Ägyptens Premier Scherif Ismail versicherte, die Terroristen auf dem Sinai besäßen keine Raketen, die einem Flugzeug in 9450 Meter Höhe gefährlich werden könnten. Auch Russland nannte einen angeblichen Abschuss über Ägypten unwahrscheinlich.

Die großen Fluggesellschaften wie Lufthansa, Air France-KLM und Emirates wiesen ihre Piloten dennoch an, vorerst nicht mehr den Sinai zu überqueren. Die amerikanische Luftaufsicht hatte bereits im Frühjahr allen US-Gesellschaften empfohlen, über dem Gebiet eine Mindestflughöhe von 8000 Metern einzuhalten.
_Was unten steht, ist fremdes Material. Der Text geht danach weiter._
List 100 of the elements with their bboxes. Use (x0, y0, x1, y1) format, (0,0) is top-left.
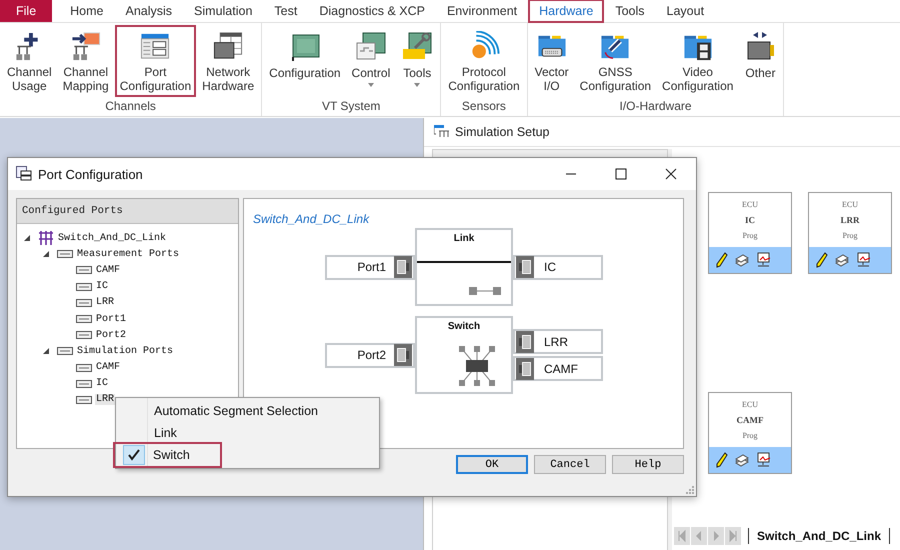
ribbon-tab[interactable]: Diagnostics & XCP (309, 0, 435, 22)
tree-item[interactable]: Switch_And_DC_Link (57, 232, 168, 244)
ribbon-button[interactable]: Channel Usage (2, 25, 57, 97)
ribbon-button[interactable]: Network Hardware (197, 25, 260, 97)
ribbon-tab[interactable]: Tools (605, 0, 655, 22)
menu-item[interactable]: Automatic Segment Selection (116, 400, 379, 422)
port-box[interactable]: IC (513, 254, 603, 280)
ribbon-button[interactable]: Protocol Configuration (443, 25, 525, 97)
ethernet-port-icon (516, 358, 534, 380)
ribbon-button[interactable]: GNSS Configuration (574, 25, 656, 97)
ribbon-tab[interactable]: Simulation (184, 0, 262, 22)
ribbon-button[interactable]: Configuration (264, 25, 346, 97)
ecu-name: LRR (840, 215, 860, 225)
group-label: I/O-Hardware (620, 98, 692, 115)
ribbon-button[interactable]: Channel Mapping (58, 25, 114, 97)
ecu-name: CAMF (736, 415, 764, 425)
close-icon[interactable] (665, 168, 677, 180)
group-label: VT System (322, 98, 380, 115)
tree-item[interactable]: LRR (95, 394, 116, 406)
stack-icon[interactable] (834, 253, 850, 267)
ecu-mode: Prog (842, 231, 858, 240)
pencil-icon[interactable] (816, 252, 828, 268)
ecu-type: ECU (742, 200, 758, 209)
ribbon-tab[interactable]: Hardware (529, 0, 604, 22)
port-icon (76, 330, 92, 340)
port-icon (76, 362, 92, 373)
port-label: IC (544, 260, 556, 274)
dialog-button[interactable]: Help (612, 455, 684, 474)
tree-item[interactable]: CAMF (95, 264, 122, 276)
tree-header: Configured Ports (17, 199, 238, 224)
dialog-button[interactable]: Cancel (534, 455, 606, 474)
resize-grip-icon[interactable] (686, 486, 694, 494)
expanded-arrow-icon[interactable] (42, 250, 50, 258)
ecu-mode: Prog (742, 231, 758, 240)
expanded-arrow-icon[interactable] (42, 347, 50, 356)
ecu-block[interactable]: ECU CAMF Prog (708, 392, 792, 474)
tree-item[interactable]: Port2 (95, 330, 128, 341)
stack-icon[interactable] (734, 453, 750, 467)
expanded-arrow-icon[interactable] (23, 234, 31, 242)
port-icon (76, 265, 92, 276)
ribbon-tab[interactable]: Home (60, 0, 114, 22)
maximize-icon[interactable] (615, 168, 627, 180)
ecu-name: IC (744, 215, 755, 225)
monitor-graph-icon[interactable] (856, 252, 872, 268)
tree-item[interactable]: IC (95, 281, 110, 292)
ribbon-button[interactable]: Other (739, 25, 782, 97)
group-label: Channels (105, 98, 156, 115)
stack-icon[interactable] (734, 253, 750, 267)
port-box[interactable]: CAMF (513, 356, 603, 381)
window-title: Simulation Setup (455, 125, 550, 139)
port-box[interactable]: LRR (513, 329, 603, 354)
ribbon-tab[interactable]: Environment (436, 0, 528, 22)
ribbon-button[interactable]: Vector I/O (530, 25, 574, 97)
diagram-title: Switch_And_DC_Link (253, 212, 370, 226)
arrow-network-icon (70, 31, 102, 62)
network-icon (38, 231, 54, 246)
tree-item[interactable]: LRR (95, 297, 116, 308)
ecu-mode: Prog (742, 431, 758, 440)
tree-item[interactable]: Measurement Ports (76, 248, 180, 260)
network-window-icon (434, 125, 450, 139)
port-label: LRR (544, 334, 568, 348)
switch-icon (459, 346, 495, 386)
tree-item[interactable]: IC (95, 378, 110, 390)
ecu-block[interactable]: ECU IC Prog (708, 192, 792, 274)
group-label: Sensors (462, 98, 506, 115)
menu-item[interactable]: Link (116, 422, 379, 444)
port-window-icon (16, 166, 32, 182)
ecu-type: ECU (842, 200, 858, 209)
port-box[interactable]: Port2 (325, 342, 415, 368)
dialog-button[interactable]: OK (456, 455, 528, 474)
segment-title: Link (454, 232, 474, 244)
switch-box[interactable]: Switch (415, 316, 513, 394)
tree-item[interactable]: Simulation Ports (76, 346, 174, 357)
tree-item[interactable]: Port1 (95, 314, 128, 325)
tree-item[interactable]: CAMF (95, 362, 122, 374)
port-label: Port1 (357, 260, 386, 274)
ribbon-tab[interactable]: Test (264, 0, 308, 22)
ribbon-tab[interactable]: Analysis (116, 0, 182, 22)
pencil-icon[interactable] (716, 252, 728, 268)
ribbon-button[interactable]: Control (346, 25, 396, 97)
ethernet-port-icon (394, 344, 412, 366)
port-label: Port2 (357, 348, 386, 362)
pencil-icon[interactable] (716, 452, 728, 468)
ribbon-button[interactable]: Video Configuration (657, 25, 738, 97)
ribbon-button[interactable]: Tools (396, 25, 438, 97)
monitor-graph-icon[interactable] (756, 452, 772, 468)
menu-item[interactable]: Switch (115, 444, 220, 466)
ethernet-port-icon (516, 256, 534, 278)
port-box[interactable]: Port1 (325, 254, 415, 280)
ecu-block[interactable]: ECU LRR Prog (808, 192, 892, 274)
link-box[interactable]: Link (415, 228, 513, 306)
port-icon (76, 314, 92, 324)
file-tab[interactable]: File (0, 0, 52, 22)
ribbon-tab[interactable]: Layout (656, 0, 714, 22)
sheet-tab[interactable]: Switch_And_DC_Link (748, 528, 890, 544)
port-label: CAMF (544, 362, 578, 376)
ribbon-button[interactable]: Port Configuration (114, 25, 196, 97)
port-icon (76, 378, 92, 389)
port-icon (76, 394, 92, 405)
monitor-graph-icon[interactable] (756, 252, 772, 268)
Die bergige und zerklüftete Absturzregion Jabal Halal etwa 100 Kilometer südlich der Provinzhauptstadt al-Arisch gilt als Rückzugsgebiet für Terroristen.

Erste Berichte, wonach der Pilot der Flugsicherung ein technisches Problem meldete und um Erlaubnis für eine Notlandung bat, wurden vom ägyptischen Luftfahrtminister Mohamed Hossam Kamal später dementiert. Nach seinen Worten war der Funkverkehr mit dem Boden völlig normal, bis er plötzlich abbrach.

Stimmenrekorder und auch der zweite Flugschreiber wurden inzwischen geborgen und sollen so schnell wie möglich ausgewertet werden. Bekannt ist, dass die Maschine schlagartig an Geschwindigkeit verlor und innerhalb von Minuten aus ihrer Reiseflughöhe zu Boden gestürzt ist.

Zum Zeitpunkt des Unglücks herrschte über dem Sinai gutes Wetter. Die russische Nachrichtenagentur RIA Novosti berichtete, die Besatzung habe letzte Woche über Schwierigkeiten mit einem Triebwerk geklagt.

Die Frau des Kopiloten erklärte gegenüber russischen Medien, ihr Mann habe vor Abflug am Telefon gesagt, der technische Zustand des 18 Jahre alten Airbus lasse sehr zu wünschen übrig. Die Unglücksmaschine gehörte der kleinen russischen Fluggesellschaft Kogalymavia, die ihren Sitz in der sibirischen Stadt Tjumen hat.

Für den ägyptischen Tourismus könnte der Absturz einen weiteren schweren Rückschlag auslösen. Die russischen Badegäste waren im vergangenen Jahr 2014 mit gut drei Millionen Menschen die größte Gruppe unter den ausländischen Urlaubern. Dagegen stagniert die Zahl der westlichen Touristen wegen mehrerer Terroranschläge und der derzeitigen autoritären Regierung im Land. Reisebüros in Russland locken mit extrem günstigen Pauschalangeboten. Eine Woche Ägypten mit Flug und Vollpension ist für russische Kunden bereits für 400 bis 500 Euro zu haben.

In der Unruheregion Nordsinai herrscht nächtliche Ausgangssperre

Während Strände und Feriengebiete im Süden des Sinai gut gesichert sind, verüben im Norden der Halbinsel selbst ernannte Gotteskrieger, die sich zum „Islamischen Staat“ zählen, nahezu täglich schwere Anschläge auf Polizisten und Soldaten. In der Unruheregion Nordsinai herrscht seit Oktober 2014 Kriegsrecht mit nächtlicher Ausgangssperre.

In Russland herrschte am Sonntag Staatstrauer, die Fahnen am Kreml hingen auf halbmast. Dass dennoch Menschen im Stadtzentrum von Sankt Petersburg ausgelassen Halloween feierten, stieß auf öffentliche Empörung. Auch das Oberhaupt der russisch-orthodoxen Kirche entsetzte sich über die Halloween-Party und betete, dass „unser Staat ausreichend Festigkeit zeigt, um solche Erscheinungen künftig zu verbieten“.